Sunday, March 27, 2011

Coffy: Look and Take

Coffy

A few weeks ago I watched my first Blaxploitation movie: Coffy, starring the one and only Pam Grier. It's hard to believe I've made it in this world this long without seeing one of her popular films. For so long, all I've heard about was Pam Grier's greatness: her sex appeal and reign as a sex symbol, and how her sex symbol status and movie roles broke down barriers for women. She was a feminist too!

So I'm watching this movie and as it unfolds I'm not quite sure what to make of it. I mean, there's no question that this chick is BAD ASS. She kills motherf*ckers at point blank range in the name of family, friendship and all that is just in the world. All while batting her pretty eyes, using a sultry voice and shimmying her large breasts in the face of these no good men. (Shout out to women with really big breasts!) So yeah, conceptually I get it. In 1973 I see how this was ground breaking. I'm sure that never before was there a black woman fighting for her people and for women all at the same time.

However, all the supposed feminist strides this movie made are completely undercut by the obvious fact that this was a movie made by men for men. As much as Pam Grier uses her feminine wiles to get ahead she doesn't have complete ownership of her body. Her body just becomes one of the many female bodies in the film that exists only for men to look at, and for men to take advantage of.

Let's examine for example that 98% of the women in the movie are absolutely gorgeous and their bodies are there purely for display. I don't think a single woman wears a bra in this movie and whenever possible we see breasts. It's a breast party. TITTIES ARE EVERYWHERE! Breasts fall out of dresses and tops. They dangle free in flimsy and form-fitting garments. There's a cat fight scene where Coffy goes after this white chick. As their fight progresses, clothes are ripped off, hair is wild... and the men just stand back and watch. This movie is a man's, namely Jack Hill's, sexual fantasy.

What actually makes it clear that this movie is about the heterosexual male gaze, more than the flagrant display of the female body, is how disgusting all the men's bodies are in comparison. Every time there is a sex scene in which the man's body is revealed, it is fat and ugly. (Note how there is a particular purpose in showing men's bodies, but nonewhatsoever for showing women's bodies.) There are man boobs and belly rolls, and few of the men are handsome in the face. The one that is, King George (Robert DoQui), is dressed covered in a terribly ugly yellow pimp suit complete with cape, hat and sunglasses. Further, his body is rendered ultimately disposable when he is murdered. Goons drag him behind a speeding, swerving car with a noose around his neck. The devaluation of male bodies only further values the female body. Women's bodies are the only bodies on screen worth seeing.

The women's bodies are not just for the looking in this film, they are also for the taking. There are several scenes where men take advantage of women's bodies, but there were three that were particularly troubling to me. In one scene a man attacks a waitress in the backroom of a bar.
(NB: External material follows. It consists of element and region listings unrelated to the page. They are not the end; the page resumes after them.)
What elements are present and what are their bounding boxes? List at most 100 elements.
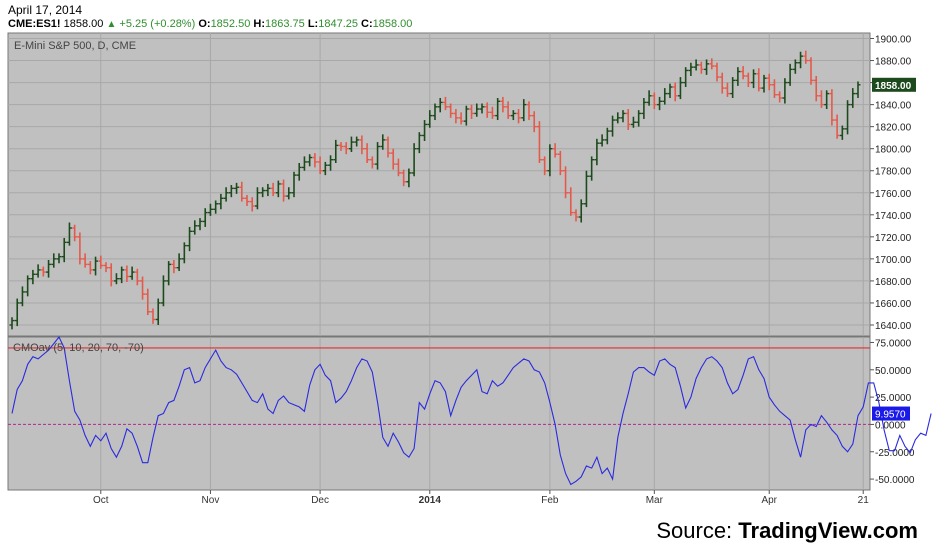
price-plot-area: [7, 32, 871, 337]
ohlc-bar: [495, 98, 501, 121]
ohlc-bar: [134, 268, 140, 286]
ohlc-bar: [103, 262, 109, 273]
ohlc-bar: [176, 253, 182, 271]
ohlc-bar: [834, 114, 840, 139]
ohlc-bar: [563, 166, 569, 199]
ohlc-bar: [651, 92, 657, 110]
ohlc-bar: [442, 96, 448, 111]
ohlc-bar: [855, 81, 861, 99]
time-tick-label: Dec: [311, 495, 329, 506]
ohlc-bar: [766, 73, 772, 91]
ohlc-bar: [594, 138, 600, 166]
ohlc-bar: [218, 193, 224, 210]
ohlc-bar: [630, 116, 636, 128]
ohlc-bar: [202, 208, 208, 227]
price-panel[interactable]: 1640.00 1660.00 1680.00 1700.00 1720.00 1740.…: [7, 32, 916, 337]
quote-line: CME:ES1! 1858.00 ▲ +5.25 (+0.28%) O:1852…: [8, 18, 412, 30]
cmo-plot-area: [7, 336, 871, 491]
ohlc-bar: [432, 103, 438, 121]
ohlc-bar: [557, 150, 563, 176]
ohlc-bar: [61, 237, 67, 263]
ohlc-bar: [698, 61, 704, 74]
ohlc-bar: [542, 156, 548, 176]
ohlc-bar: [604, 127, 610, 145]
ohlc-bar: [505, 101, 511, 119]
ohlc-bar: [709, 58, 715, 70]
ohlc-bar: [704, 59, 710, 75]
ohlc-bar: [599, 134, 605, 147]
source-credit: Source: TradingView.com: [656, 518, 918, 544]
price-panel-title: E-Mini S&P 500, D, CME: [14, 40, 136, 52]
ohlc-bar: [798, 51, 804, 69]
ohlc-bar: [108, 263, 114, 287]
ohlc-bar: [510, 110, 516, 121]
ohlc-bar: [301, 156, 307, 171]
ohlc-bar: [479, 103, 485, 114]
ohlc-bar: [239, 181, 245, 202]
ohlc-bar: [312, 153, 318, 168]
ohlc-bar: [547, 144, 553, 177]
ohlc-bar: [228, 185, 234, 198]
ohlc-bar: [286, 187, 292, 200]
ohlc-bar: [469, 104, 475, 119]
ohlc-bar: [56, 253, 62, 264]
ohlc-bar: [453, 109, 459, 124]
ohlc-bar: [145, 288, 151, 316]
ohlc-bar: [787, 63, 793, 86]
ohlc-bar: [646, 90, 652, 106]
cmo-panel[interactable]: 75.0000 50.0000 25.0000 0.0000 -25.0000 -50.0…: [7, 335, 932, 491]
ohlc-bar: [260, 187, 266, 198]
ohlc-bar: [359, 135, 365, 155]
ohlc-bar: [474, 103, 480, 117]
ohlc-bar: [448, 103, 454, 118]
ohlc-bar: [672, 82, 678, 102]
cmo-tick-label: 75.0000: [875, 338, 912, 349]
cmo-series-line: [11, 335, 932, 486]
ohlc-bar: [281, 179, 287, 202]
ohlc-bar: [119, 266, 125, 284]
time-tick-label: Apr: [761, 495, 777, 506]
ohlc-bar: [657, 96, 663, 111]
symbol: CME:ES1!: [8, 18, 61, 30]
source-prefix: Source:: [656, 518, 739, 543]
ohlc-bar: [354, 136, 360, 147]
time-tick-label: Mar: [646, 495, 664, 506]
ohlc-bar: [385, 136, 391, 158]
ohlc-bar: [792, 59, 798, 74]
ohlc-bar: [40, 266, 46, 277]
ohlc-bar: [484, 102, 490, 118]
ohlc-bar: [824, 90, 830, 110]
ohlc-bar: [777, 91, 783, 103]
ohlc-bar: [458, 112, 464, 125]
time-tick-label: Oct: [93, 495, 109, 506]
ohlc-bar: [620, 110, 626, 123]
ohlc-bar: [171, 259, 177, 274]
ohlc-bar: [406, 168, 412, 188]
ohlc-bar: [756, 68, 762, 92]
ohlc-bar: [265, 183, 271, 197]
low-value: 1847.25: [318, 18, 358, 30]
ohlc-bar: [589, 156, 595, 181]
price-tick-label: 1840.00: [875, 101, 912, 112]
ohlc-bar: [82, 253, 88, 268]
ohlc-bar: [348, 136, 354, 152]
price-tick-label: 1740.00: [875, 211, 912, 222]
ohlc-bar: [683, 67, 689, 87]
ohlc-bar: [719, 72, 725, 94]
ohlc-bar: [317, 156, 323, 175]
ohlc-bar: [395, 158, 401, 177]
ohlc-bar: [98, 255, 104, 269]
ohlc-bar: [14, 298, 20, 327]
ohlc-bar: [677, 77, 683, 100]
ohlc-bar: [46, 259, 52, 278]
ohlc-bar: [641, 98, 647, 119]
ohlc-bar: [724, 82, 730, 97]
cmo-tick-label: 0.0000: [875, 420, 906, 431]
ohlc-bar: [129, 266, 135, 280]
ohlc-bar: [552, 143, 558, 158]
ohlc-bar: [9, 317, 15, 330]
close-label: C:: [361, 18, 373, 30]
ohlc-bar: [839, 125, 845, 140]
ohlc-bar: [213, 200, 219, 214]
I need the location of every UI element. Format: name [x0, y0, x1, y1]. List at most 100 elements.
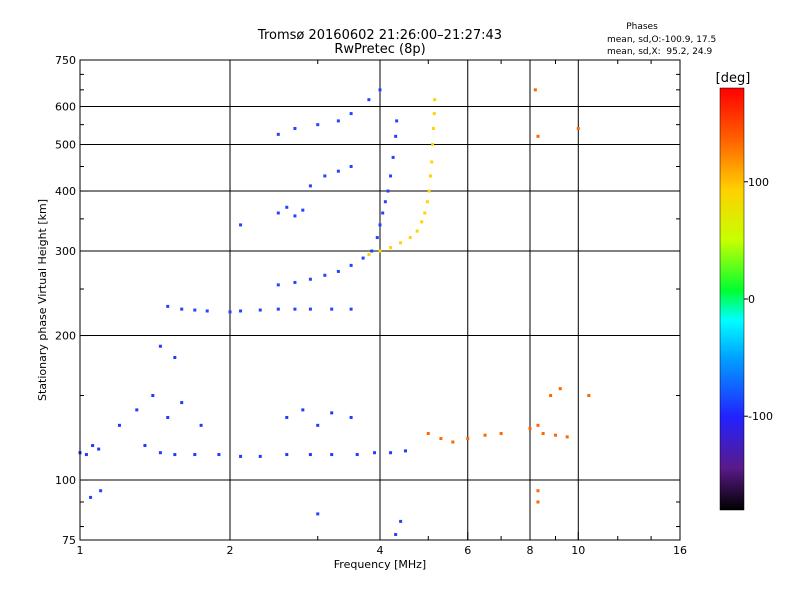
colorbar-label: [deg] [716, 71, 751, 86]
echo-point [367, 253, 371, 257]
y-tick-label: 600 [55, 101, 76, 114]
gridlines [80, 60, 680, 540]
echo-point [576, 126, 580, 130]
echo-point [536, 423, 540, 427]
x-tick-label: 16 [673, 544, 687, 557]
echo-point [389, 246, 393, 250]
echo-point [395, 119, 399, 123]
echo-point [415, 229, 419, 233]
x-tick-label: 4 [377, 544, 384, 557]
echo-point [370, 249, 374, 253]
axis-ticks: 1 2 4 6 8 10 16 75 100 200 300 400 500 600 750 [55, 54, 687, 557]
y-tick-label: 500 [55, 139, 76, 152]
echo-point [173, 453, 177, 457]
echo-point [308, 307, 312, 311]
echo-point [316, 123, 320, 127]
echo-point [349, 112, 353, 116]
echo-point [301, 208, 305, 212]
echo-point [285, 205, 289, 209]
echo-point [420, 220, 424, 224]
colorbar-ticks: 100 0 -100 [744, 176, 773, 423]
colorbar-tick-label: -100 [748, 410, 773, 423]
echo-point [158, 451, 162, 455]
echo-point [536, 489, 540, 493]
echo-point [117, 423, 121, 427]
echo-point [336, 169, 340, 173]
echo-point [336, 269, 340, 273]
stats-x-line: mean, sd,X: 95.2, 24.9 [607, 47, 713, 57]
x-tick-label: 10 [571, 544, 585, 557]
echo-point [330, 453, 334, 457]
echo-point [383, 200, 387, 204]
echo-point [135, 408, 139, 412]
echo-point [394, 134, 398, 138]
echo-point [89, 495, 93, 499]
colorbar-tick-label: 0 [748, 293, 755, 306]
echo-point [499, 432, 503, 436]
y-tick-label: 750 [55, 54, 76, 67]
x-tick-label: 2 [227, 544, 234, 557]
echo-point [533, 88, 537, 92]
echo-point [205, 309, 209, 313]
echo-point [316, 423, 320, 427]
echo-point [151, 394, 155, 398]
y-tick-label: 75 [62, 534, 76, 547]
echo-point [276, 283, 280, 287]
echo-point [399, 519, 403, 523]
echo-point [239, 454, 243, 458]
x-tick-label: 8 [527, 544, 534, 557]
x-axis-label: Frequency [MHz] [334, 558, 426, 571]
echo-point [97, 447, 101, 451]
echo-point [439, 437, 443, 441]
echo-point [258, 454, 262, 458]
echo-point [431, 126, 435, 130]
echo-point [285, 453, 289, 457]
echo-point [276, 307, 280, 311]
echo-point [423, 211, 427, 215]
echo-point [276, 211, 280, 215]
echo-point [308, 453, 312, 457]
echo-point [466, 437, 470, 441]
y-tick-label: 300 [55, 245, 76, 258]
echo-point [565, 435, 569, 439]
echo-point [428, 174, 432, 178]
echo-point [239, 309, 243, 313]
echo-point [367, 98, 371, 102]
echo-point [536, 134, 540, 138]
echo-point [239, 223, 243, 227]
echo-point [349, 415, 353, 419]
echo-point [336, 119, 340, 123]
echo-point [389, 174, 393, 178]
echo-point [451, 440, 455, 444]
echo-point [378, 249, 382, 253]
echo-point [430, 160, 434, 164]
echo-point [293, 280, 297, 284]
echo-point [276, 132, 280, 136]
echo-point [330, 307, 334, 311]
echo-point [180, 401, 184, 405]
echo-point [217, 453, 221, 457]
echo-point [433, 98, 437, 102]
echo-point [389, 451, 393, 455]
echo-point [426, 432, 430, 436]
echo-point [323, 273, 327, 277]
echo-point [293, 307, 297, 311]
echo-point [536, 500, 540, 504]
echo-point [541, 432, 545, 436]
echo-point [587, 394, 591, 398]
echo-point [483, 433, 487, 437]
echo-point [549, 394, 553, 398]
echo-point [391, 155, 395, 159]
x-tick-label: 1 [77, 544, 84, 557]
echo-point [166, 304, 170, 308]
echo-point [361, 256, 365, 260]
echo-point [308, 277, 312, 281]
echo-point [99, 489, 103, 493]
data-points [78, 88, 591, 537]
y-tick-label: 200 [55, 330, 76, 343]
echo-point [285, 415, 289, 419]
stats-o-line: mean, sd,O:-100.9, 17.5 [607, 35, 716, 45]
chart-title: Tromsø 20160602 21:26:00–21:27:43 [257, 28, 502, 43]
x-tick-label: 6 [464, 544, 471, 557]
He pulls back her top revealing her right breast and threatens her by placing a knife to it. In another scene, Grier is sexually assaulted in her car as she pulls into a parking lot. Her window is down and some Joe just walks up, reaches his hand in and gropes her. She is only saved when her male cop friend shoos him away. There's another where Grier is almost raped in the aftermath of the murder of her cop friend. One of the murdering goons decides he could have a little fun, just because her body is present. In all three of these moments, men assert their power and pleasure over the women's bodies because they are there. They take advantage of women just because they can.

Watching this infuriated me. Who are these men that think it's okay to do anything with or to a woman's body without her permission? I think what bothers me more than seeing this in a fantasy-film drama is knowing that some of this is real. There are men who think and act this way, certainly in the past, and plenty in the present.
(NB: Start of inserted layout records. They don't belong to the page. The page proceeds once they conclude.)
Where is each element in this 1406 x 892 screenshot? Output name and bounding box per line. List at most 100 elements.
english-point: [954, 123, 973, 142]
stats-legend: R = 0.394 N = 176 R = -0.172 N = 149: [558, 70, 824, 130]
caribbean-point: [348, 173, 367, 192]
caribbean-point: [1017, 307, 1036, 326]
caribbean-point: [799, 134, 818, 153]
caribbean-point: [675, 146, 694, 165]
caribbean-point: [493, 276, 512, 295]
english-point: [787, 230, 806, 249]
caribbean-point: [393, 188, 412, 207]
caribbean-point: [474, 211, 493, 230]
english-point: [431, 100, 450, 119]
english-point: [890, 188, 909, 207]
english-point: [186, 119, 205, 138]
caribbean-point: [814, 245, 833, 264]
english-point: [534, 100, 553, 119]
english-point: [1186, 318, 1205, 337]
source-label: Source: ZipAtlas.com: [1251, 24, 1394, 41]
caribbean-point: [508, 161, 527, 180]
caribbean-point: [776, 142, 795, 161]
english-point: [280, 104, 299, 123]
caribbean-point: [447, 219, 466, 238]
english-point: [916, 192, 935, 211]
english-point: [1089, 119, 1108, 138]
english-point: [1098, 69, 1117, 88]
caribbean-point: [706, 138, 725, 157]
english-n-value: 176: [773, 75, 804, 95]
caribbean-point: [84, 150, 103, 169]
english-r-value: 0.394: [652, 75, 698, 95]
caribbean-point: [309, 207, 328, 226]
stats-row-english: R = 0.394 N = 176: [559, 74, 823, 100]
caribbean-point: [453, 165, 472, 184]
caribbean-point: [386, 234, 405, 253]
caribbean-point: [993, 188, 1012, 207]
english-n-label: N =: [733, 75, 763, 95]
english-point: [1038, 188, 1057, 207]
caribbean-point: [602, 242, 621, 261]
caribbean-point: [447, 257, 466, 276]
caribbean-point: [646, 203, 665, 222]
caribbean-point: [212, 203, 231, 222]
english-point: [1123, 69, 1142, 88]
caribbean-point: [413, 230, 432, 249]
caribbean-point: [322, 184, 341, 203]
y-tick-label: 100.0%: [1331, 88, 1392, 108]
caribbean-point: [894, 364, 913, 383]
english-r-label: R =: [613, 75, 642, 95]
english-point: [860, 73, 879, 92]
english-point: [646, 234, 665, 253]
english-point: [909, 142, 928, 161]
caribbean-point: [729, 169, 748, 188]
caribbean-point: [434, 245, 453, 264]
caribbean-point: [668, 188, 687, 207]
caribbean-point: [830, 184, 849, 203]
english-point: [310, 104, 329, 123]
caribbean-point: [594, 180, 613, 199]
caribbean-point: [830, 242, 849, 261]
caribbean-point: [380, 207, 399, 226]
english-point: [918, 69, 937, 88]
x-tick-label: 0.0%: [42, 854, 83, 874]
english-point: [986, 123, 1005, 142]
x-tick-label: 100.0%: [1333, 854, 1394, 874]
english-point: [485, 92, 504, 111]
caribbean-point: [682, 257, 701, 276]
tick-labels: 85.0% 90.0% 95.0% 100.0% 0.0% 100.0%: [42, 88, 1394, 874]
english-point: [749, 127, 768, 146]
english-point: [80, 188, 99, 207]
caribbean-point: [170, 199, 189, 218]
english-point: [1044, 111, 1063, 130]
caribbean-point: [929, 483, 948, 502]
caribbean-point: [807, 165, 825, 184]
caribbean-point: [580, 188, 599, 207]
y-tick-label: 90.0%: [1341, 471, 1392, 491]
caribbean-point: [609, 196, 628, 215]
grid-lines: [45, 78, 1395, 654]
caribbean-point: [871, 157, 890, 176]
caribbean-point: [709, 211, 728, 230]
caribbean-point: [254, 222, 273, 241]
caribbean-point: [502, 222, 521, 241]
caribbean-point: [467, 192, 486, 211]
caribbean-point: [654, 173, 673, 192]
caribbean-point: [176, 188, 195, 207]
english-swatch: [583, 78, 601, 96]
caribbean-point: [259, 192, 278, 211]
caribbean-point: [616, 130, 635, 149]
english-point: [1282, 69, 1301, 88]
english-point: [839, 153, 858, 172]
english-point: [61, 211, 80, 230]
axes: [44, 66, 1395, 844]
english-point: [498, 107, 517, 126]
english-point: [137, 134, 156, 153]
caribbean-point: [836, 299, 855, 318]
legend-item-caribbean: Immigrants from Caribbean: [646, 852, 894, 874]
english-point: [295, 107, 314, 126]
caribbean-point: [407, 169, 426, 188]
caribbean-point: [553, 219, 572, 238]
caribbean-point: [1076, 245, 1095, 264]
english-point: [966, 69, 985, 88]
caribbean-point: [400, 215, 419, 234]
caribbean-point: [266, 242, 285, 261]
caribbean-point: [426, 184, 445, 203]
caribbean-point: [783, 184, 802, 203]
The actual commodification of Pam Grier's body through the movie medium which eventually becomes VHS and DVD furthers the idea of taking women's bodies. We can now buy or rent Coffy and look at Grier's body anytime we please. The complications of ownership come back into play here. I pray to God Grier is living grand off the royalties to all her films. It is only just.
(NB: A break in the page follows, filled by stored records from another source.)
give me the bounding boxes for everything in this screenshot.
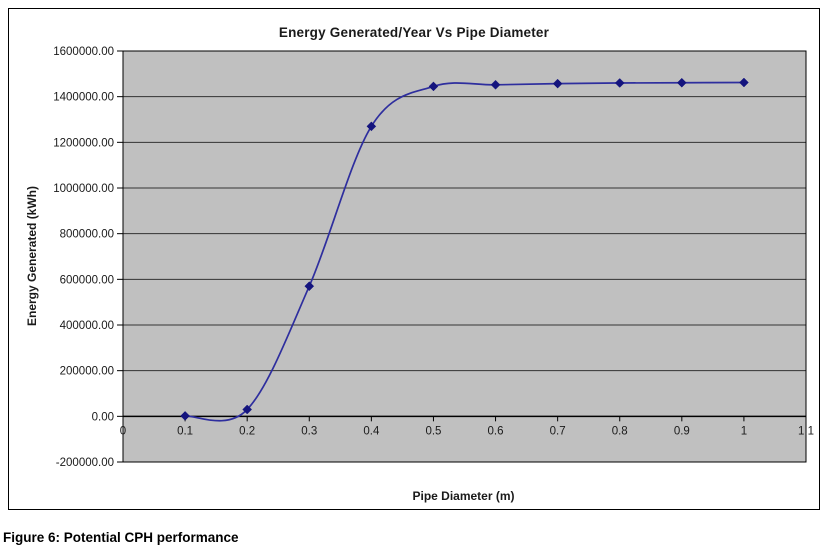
x-tick-label: 0.2 [239,425,255,437]
x-tick-label: 0.1 [177,425,193,437]
x-tick-label: 1 [741,425,747,437]
data-point-marker [490,79,501,90]
y-tick-label: 0.00 [92,411,114,423]
plot-border [122,50,807,463]
plot-area [123,51,806,462]
data-point-marker [614,78,625,88]
data-point-marker [180,411,190,421]
x-tick-label: 0.9 [674,425,690,437]
y-tick-label: 800000.00 [60,229,114,241]
y-tick-label: 1400000.00 [53,92,114,104]
y-tick-label: 400000.00 [60,320,114,332]
figure-caption: Figure 6: Potential CPH performance [3,530,239,545]
data-point-marker [242,404,253,415]
x-tick-label: 0.3 [301,425,317,437]
data-point-marker [739,77,749,88]
y-tick-label: 1000000.00 [53,183,114,195]
y-tick-label: 200000.00 [60,366,114,378]
x-tick-label: 0.6 [488,425,504,437]
chart-title: Energy Generated/Year Vs Pipe Diameter [278,25,550,40]
chart-frame: Energy Generated/Year Vs Pipe Diameter E… [8,8,820,510]
data-point-marker [366,121,377,132]
y-tick-label: 600000.00 [60,274,114,286]
plot-svg: -200000.00 0.00 200000.00 400000.00 600000.0… [53,46,814,469]
x-axis-title: Pipe Diameter (m) [412,489,515,503]
data-point-marker [428,81,439,92]
data-point-marker [552,78,563,89]
data-point-marker [304,281,315,292]
y-tick-label: 1600000.00 [53,46,114,58]
data-point-marker [676,77,687,88]
y-tick-label: -200000.00 [56,457,114,469]
y-tick-label: 1200000.00 [53,137,114,149]
x-tick-label: 1.1 [798,425,814,437]
x-tick-label: 0.5 [425,425,441,437]
x-tick-label: 0 [120,425,126,437]
x-tick-label: 0.8 [612,425,628,437]
x-tick-label: 0.7 [550,425,566,437]
x-tick-label: 0.4 [363,425,380,437]
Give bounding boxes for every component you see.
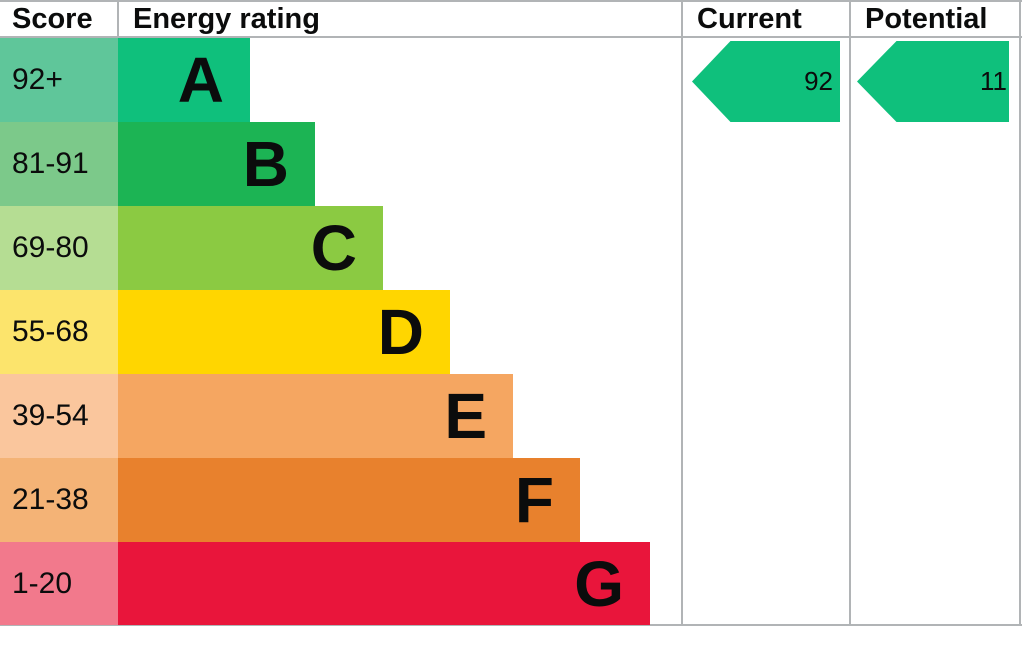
band-b-score-cell: 81-91 xyxy=(0,122,118,206)
band-d-score-cell: 55-68 xyxy=(0,290,118,374)
current-column-header: Current xyxy=(697,2,802,35)
band-a-score-cell: 92+ xyxy=(0,38,118,122)
band-e-bar: E xyxy=(118,374,513,458)
band-e-score-cell: 39-54 xyxy=(0,374,118,458)
band-b-bar: B xyxy=(118,122,315,206)
band-c-score-cell: 69-80 xyxy=(0,206,118,290)
band-d-letter: D xyxy=(377,296,424,368)
current-column-divider xyxy=(681,0,683,626)
potential-rating-arrow: 11 xyxy=(857,41,1009,122)
band-a-bar: A xyxy=(118,38,250,122)
band-rows: 92+ A 81-91 B 69-80 C 55-68 xyxy=(0,38,650,625)
potential-column-header: Potential xyxy=(865,2,988,35)
band-row-a: 92+ A xyxy=(0,38,650,122)
current-rating-value: 92 xyxy=(804,66,833,96)
potential-rating-value: 11 xyxy=(980,66,1007,96)
band-c-bar: C xyxy=(118,206,383,290)
band-c-score-label: 69-80 xyxy=(12,231,89,264)
band-f-bar: F xyxy=(118,458,580,542)
band-row-f: 21-38 F xyxy=(0,458,650,542)
score-column-divider xyxy=(117,0,119,38)
band-b-letter: B xyxy=(242,128,289,200)
band-g-score-label: 1-20 xyxy=(12,566,73,600)
band-d-score-label: 55-68 xyxy=(12,315,89,348)
band-row-g: 1-20 G xyxy=(0,542,650,625)
energy-rating-column-header: Energy rating xyxy=(133,2,320,35)
band-f-score-label: 21-38 xyxy=(12,483,89,516)
band-row-c: 69-80 C xyxy=(0,206,650,290)
header-bottom-border xyxy=(0,36,1022,38)
band-g-score-cell: 1-20 xyxy=(0,542,118,625)
table-top-border xyxy=(0,0,1022,2)
table-bottom-border xyxy=(0,624,1022,626)
band-b-score-label: 81-91 xyxy=(12,147,89,180)
potential-column-divider xyxy=(849,0,851,626)
table-right-border xyxy=(1019,0,1021,626)
band-row-b: 81-91 B xyxy=(0,122,650,206)
band-e-letter: E xyxy=(444,380,487,452)
band-g-letter: G xyxy=(574,547,624,620)
band-c-letter: C xyxy=(310,212,357,284)
current-rating-arrow: 92 xyxy=(692,41,840,122)
band-a-score-label: 92+ xyxy=(12,63,63,96)
band-row-d: 55-68 D xyxy=(0,290,650,374)
score-column-header: Score xyxy=(12,2,93,35)
band-row-e: 39-54 E xyxy=(0,374,650,458)
band-e-score-label: 39-54 xyxy=(12,399,89,432)
band-g-bar: G xyxy=(118,542,650,625)
band-d-bar: D xyxy=(118,290,450,374)
band-f-score-cell: 21-38 xyxy=(0,458,118,542)
band-f-letter: F xyxy=(514,464,554,536)
band-a-letter: A xyxy=(177,44,224,116)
There is a twisted understanding of a woman owning her own body. In the end of the plot Coffy is a heroine, and in real life so is Grier. But at what cost? Was her body really the only (or best) tool she could use to assert her power and wit? It seems that it is only because Grier, as a film character and a person, makes her body available for looking and taking that she is able to get ahead.

I'm not sure how much creative control, if any, Grier had in the production of this or any of her films. Whatever level of compliance and control she had in the making in the film, I doubt it is to the extent that Beyonce (our contemporary Pam Grier) exerts. Bey controls her image to every last sequin and gets the money for every last sale, yet just like Grier, it is the availability of her body that has made her a star.

Can women really be in possession of their own bodies when they make their bodies readily available to look and take?